Planet Marathi OTT
- Company type: OTT platform
- Available in: Marathi English
- Founded: 2021
- Headquarters: Mumbai, Maharashtra, India
- Area served: 100+ countries
- Owner: Planet Marathi Group
- Founders: Akshay Bardapurkar Soumya Vilekar
- Key people: Akshay Bardapurkar (CEO) Aditya Oke (COO)
- Industry: Entertainment
- Products: Streaming media; Video on demand; Digital distribution;
- Total assets: ₹200 crore
- Subsidiaries: Planet Bharat Planet Goem
- Website: planetmarathi.com
- Commercial: Yes
- Registration: Optional
- Users: 1 million (January 2024)
- Current status: Active

= Planet Marathi OTT =

Marathi OTT platform

Planet Marathi OTT is an Indian subscription video on-demand over-the-top streaming media service which is India's first digital platform provide content in Marathi. Planet Marathi claims to have over 550,000 installs and over 24 million video plays since its launch.

Planet Marathi had appointed Marathi actress Mrinal Kulkarni to its board of founders. Director of content, Abhijit Panse, was appointed by the company.

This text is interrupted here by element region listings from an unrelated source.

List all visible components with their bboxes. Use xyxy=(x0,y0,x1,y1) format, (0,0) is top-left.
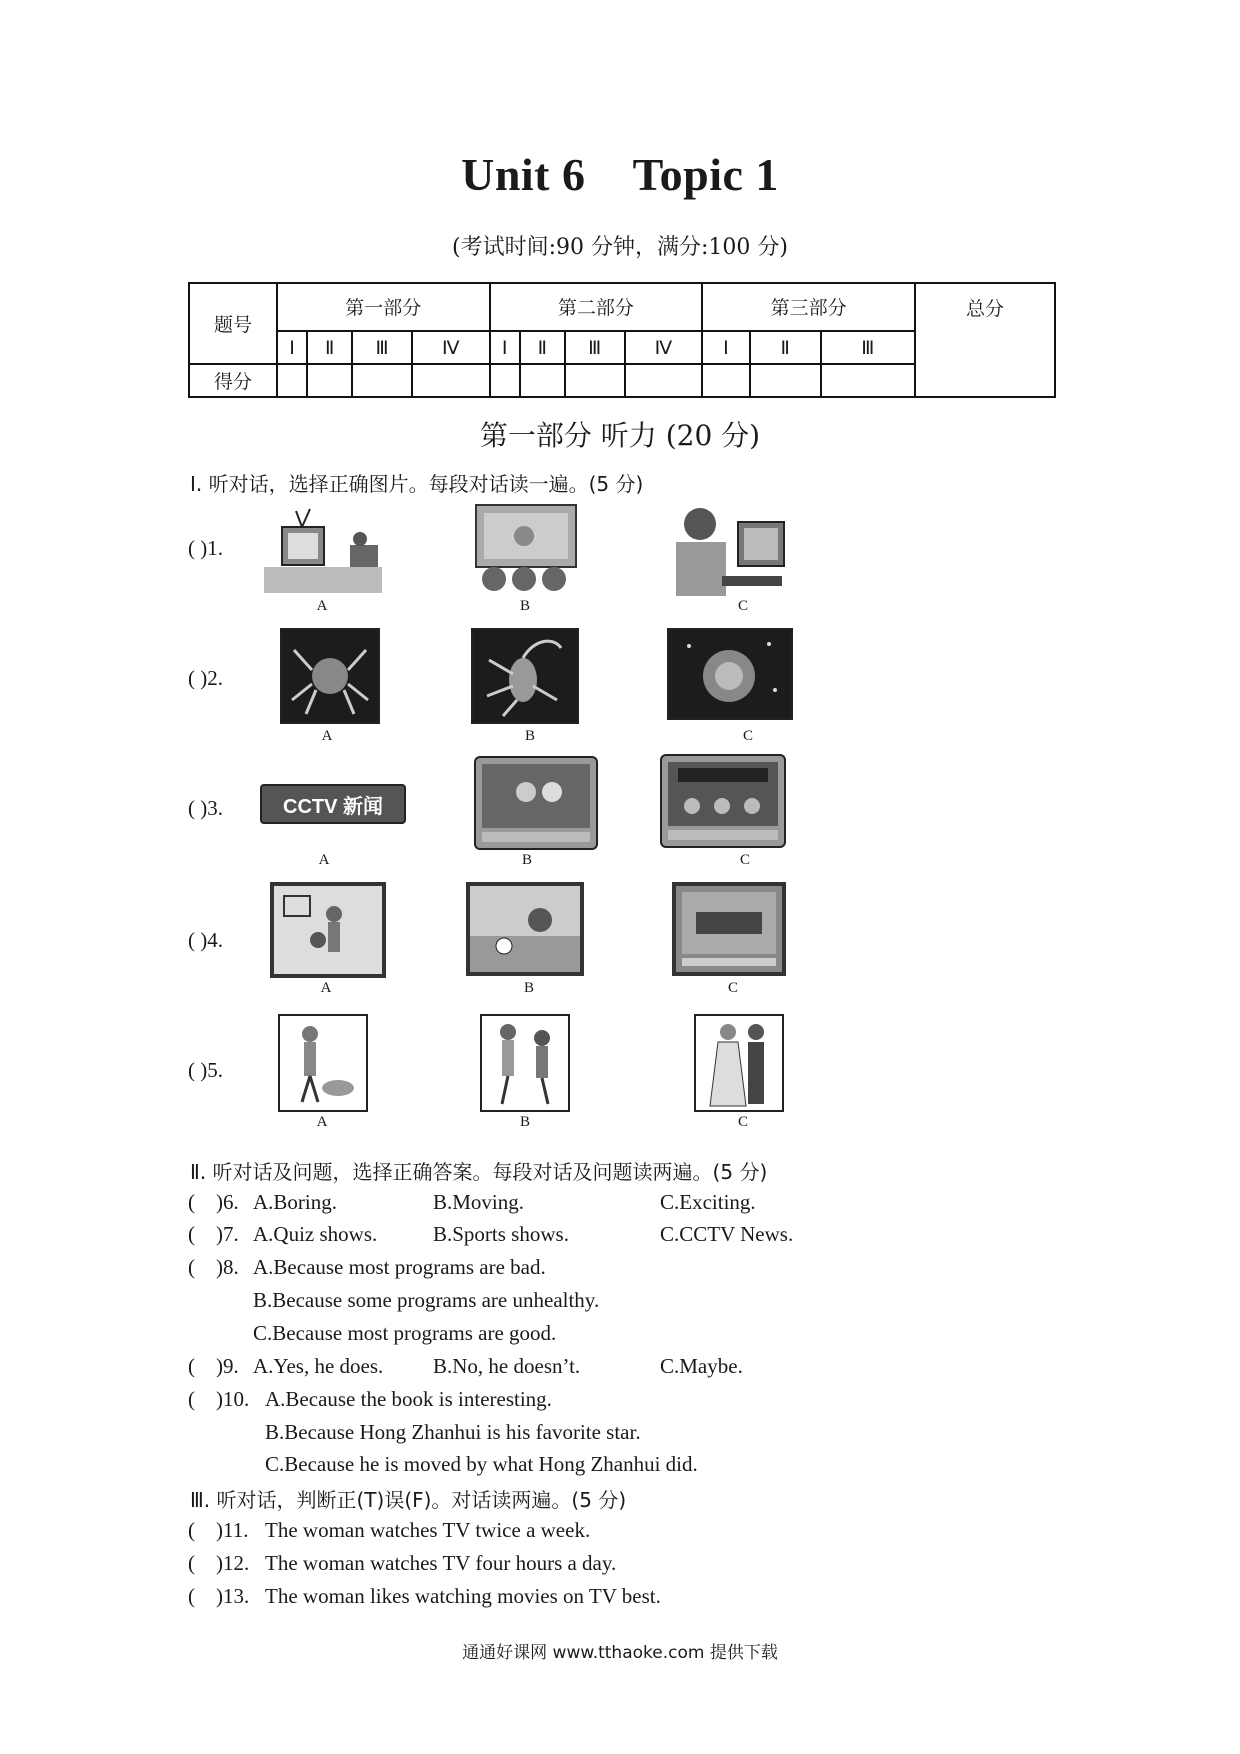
page-footer: 通通好课网 www.tthaoke.com 提供下载 xyxy=(462,1643,778,1663)
scorpion-icon xyxy=(473,630,577,722)
page-title: Unit 6 Topic 1 xyxy=(461,149,779,200)
q9-option-b: B.No, he doesn’t. xyxy=(433,1354,581,1378)
cctv-news-logo xyxy=(260,784,406,824)
q6-option-b: B.Moving. xyxy=(433,1190,525,1214)
wedding-picture xyxy=(694,1014,784,1112)
question-2-number: ( )2. xyxy=(188,666,223,690)
football-icon xyxy=(470,886,580,972)
q9-option-a: A.Yes, he does. xyxy=(253,1354,384,1378)
question-3-number: ( )3. xyxy=(188,796,223,820)
q10-option-b: B.Because Hong Zhanhui is his favorite star. xyxy=(265,1420,641,1444)
q6-option-a: A.Boring. xyxy=(253,1190,337,1214)
score-cell[interactable] xyxy=(625,364,703,397)
q7-option-a: A.Quiz shows. xyxy=(253,1222,378,1246)
option-label: B xyxy=(523,980,534,996)
science-show-icon xyxy=(676,886,782,972)
col-p1-2: Ⅱ xyxy=(307,331,352,365)
col-p2-1: Ⅰ xyxy=(490,331,520,365)
option-label: A xyxy=(321,728,333,744)
people-fighting-icon xyxy=(280,1016,366,1110)
col-p2-3: Ⅲ xyxy=(565,331,625,365)
q10-option-a: A.Because the book is interesting. xyxy=(265,1387,552,1411)
walking-picture xyxy=(480,1014,570,1112)
q10-option-c: C.Because he is moved by what Hong Zhanhui did. xyxy=(265,1452,698,1476)
col-p1-3: Ⅲ xyxy=(352,331,412,365)
row-label-score: 得分 xyxy=(189,364,277,397)
score-cell[interactable] xyxy=(412,364,490,397)
basketball-picture xyxy=(270,882,386,978)
scorpion-picture xyxy=(471,628,579,724)
question-8-number: ( )8. xyxy=(188,1255,239,1279)
col-p3-1: Ⅰ xyxy=(702,331,749,365)
question-9-number: ( )9. xyxy=(188,1354,239,1378)
sports-tv-picture xyxy=(474,756,598,850)
tv-picture xyxy=(262,505,384,595)
score-table xyxy=(188,282,1056,398)
football-picture xyxy=(466,882,584,976)
q9-option-c: C.Maybe. xyxy=(660,1354,743,1378)
option-label: A xyxy=(318,852,330,868)
total-header: 总分 xyxy=(915,283,1055,397)
section-title: 第一部分 听力 (20 分) xyxy=(479,419,761,452)
lion-icon xyxy=(669,630,791,718)
fighting-picture xyxy=(278,1014,368,1112)
show-tv-picture xyxy=(660,754,786,848)
question-13-number: ( )13. xyxy=(188,1584,250,1608)
q7-option-b: B.Sports shows. xyxy=(433,1222,569,1246)
option-label: C xyxy=(739,852,750,868)
basketball-icon xyxy=(274,886,382,974)
leo-lion-picture xyxy=(667,628,793,720)
q6-option-c: C.Exciting. xyxy=(660,1190,756,1214)
part3-header: 第三部分 xyxy=(702,283,915,331)
computer-drawing-icon xyxy=(666,502,788,598)
cinema-drawing-icon xyxy=(474,503,578,595)
score-cell[interactable] xyxy=(307,364,352,397)
question-10-number: ( )10. xyxy=(188,1387,250,1411)
option-label: C xyxy=(742,728,753,744)
wedding-couple-icon xyxy=(696,1016,782,1110)
question-12-number: ( )12. xyxy=(188,1551,250,1575)
people-walking-icon xyxy=(482,1016,568,1110)
q13-statement: The woman likes watching movies on TV best. xyxy=(265,1584,661,1608)
q7-option-c: C.CCTV News. xyxy=(660,1222,794,1246)
part2-header: 第二部分 xyxy=(490,283,703,331)
col-p1-1: Ⅰ xyxy=(277,331,307,365)
option-label: C xyxy=(727,980,738,996)
option-label: A xyxy=(316,598,328,614)
question-5-number: ( )5. xyxy=(188,1058,223,1082)
score-cell[interactable] xyxy=(277,364,307,397)
col-p1-4: Ⅳ xyxy=(412,331,490,365)
option-label: A xyxy=(320,980,332,996)
score-cell[interactable] xyxy=(352,364,412,397)
question-1-number: ( )1. xyxy=(188,536,223,560)
col-p2-4: Ⅳ xyxy=(625,331,703,365)
q8-option-c: C.Because most programs are good. xyxy=(253,1321,557,1345)
tv-drawing-icon xyxy=(262,505,384,595)
part1-instructions: Ⅰ. 听对话，选择正确图片。每段对话读一遍。(5 分) xyxy=(190,472,644,496)
q8-option-b: B.Because some programs are unhealthy. xyxy=(253,1288,600,1312)
option-label: C xyxy=(737,1114,748,1130)
option-label: C xyxy=(737,598,748,614)
science-tv-picture xyxy=(672,882,786,976)
q8-option-a: A.Because most programs are bad. xyxy=(253,1255,546,1279)
score-cell[interactable] xyxy=(520,364,565,397)
part3-instructions: Ⅲ. 听对话，判断正(T)误(F)。对话读两遍。(5 分) xyxy=(190,1488,627,1512)
option-label: B xyxy=(521,852,532,868)
question-4-number: ( )4. xyxy=(188,928,223,952)
col-p2-2: Ⅱ xyxy=(520,331,565,365)
q11-statement: The woman watches TV twice a week. xyxy=(265,1518,591,1542)
computer-picture xyxy=(666,502,788,598)
cctv-logo-text: CCTV 新闻 xyxy=(283,795,383,818)
col-p3-2: Ⅱ xyxy=(750,331,821,365)
part2-instructions: Ⅱ. 听对话及问题，选择正确答案。每段对话及问题读两遍。(5 分) xyxy=(190,1160,768,1184)
question-11-number: ( )11. xyxy=(188,1518,249,1542)
tv-sports-icon xyxy=(476,758,596,848)
option-label: B xyxy=(524,728,535,744)
question-6-number: ( )6. xyxy=(188,1190,239,1214)
score-cell[interactable] xyxy=(821,364,915,397)
score-cell[interactable] xyxy=(702,364,749,397)
score-cell[interactable] xyxy=(750,364,821,397)
score-cell[interactable] xyxy=(490,364,520,397)
cinema-picture xyxy=(474,503,578,595)
cancer-crab-picture xyxy=(280,628,380,724)
score-cell[interactable] xyxy=(565,364,625,397)
option-label: B xyxy=(519,1114,530,1130)
option-label: A xyxy=(316,1114,328,1130)
q12-statement: The woman watches TV four hours a day. xyxy=(265,1551,617,1575)
col-p3-3: Ⅲ xyxy=(821,331,915,365)
crab-icon xyxy=(282,630,378,722)
part1-header: 第一部分 xyxy=(277,283,490,331)
row-label-number: 题号 xyxy=(189,283,277,364)
exam-info: (考试时间:90 分钟，满分:100 分) xyxy=(452,235,788,260)
option-label: B xyxy=(519,598,530,614)
tv-show-icon xyxy=(662,756,784,846)
question-7-number: ( )7. xyxy=(188,1222,239,1246)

In November 2023, the Planet Marathi Group and Vistas Media announced the launch of Planet Bharat, an over-the-top platform. The company had also launched a news vertical and a Konkani-language digital entertainment platform, Planet Goem. Soumya and her son, Anitya Vilekar, who held positions as directors within the company, have stepped down in 2024 from their roles on the board of directors.

== Launch ==
The platform was launched in Mumbai by Madhuri Dixit in the presence of popular Marathi film personalities including Amruta Khanvilkar, Tejaswini Pandit, Sanjay Jadhav, Sonalee Kulkarni, Prasad Oak, Siddharth Jadhav.

== Availability ==
The platform is available on Android, and iOS worldwide.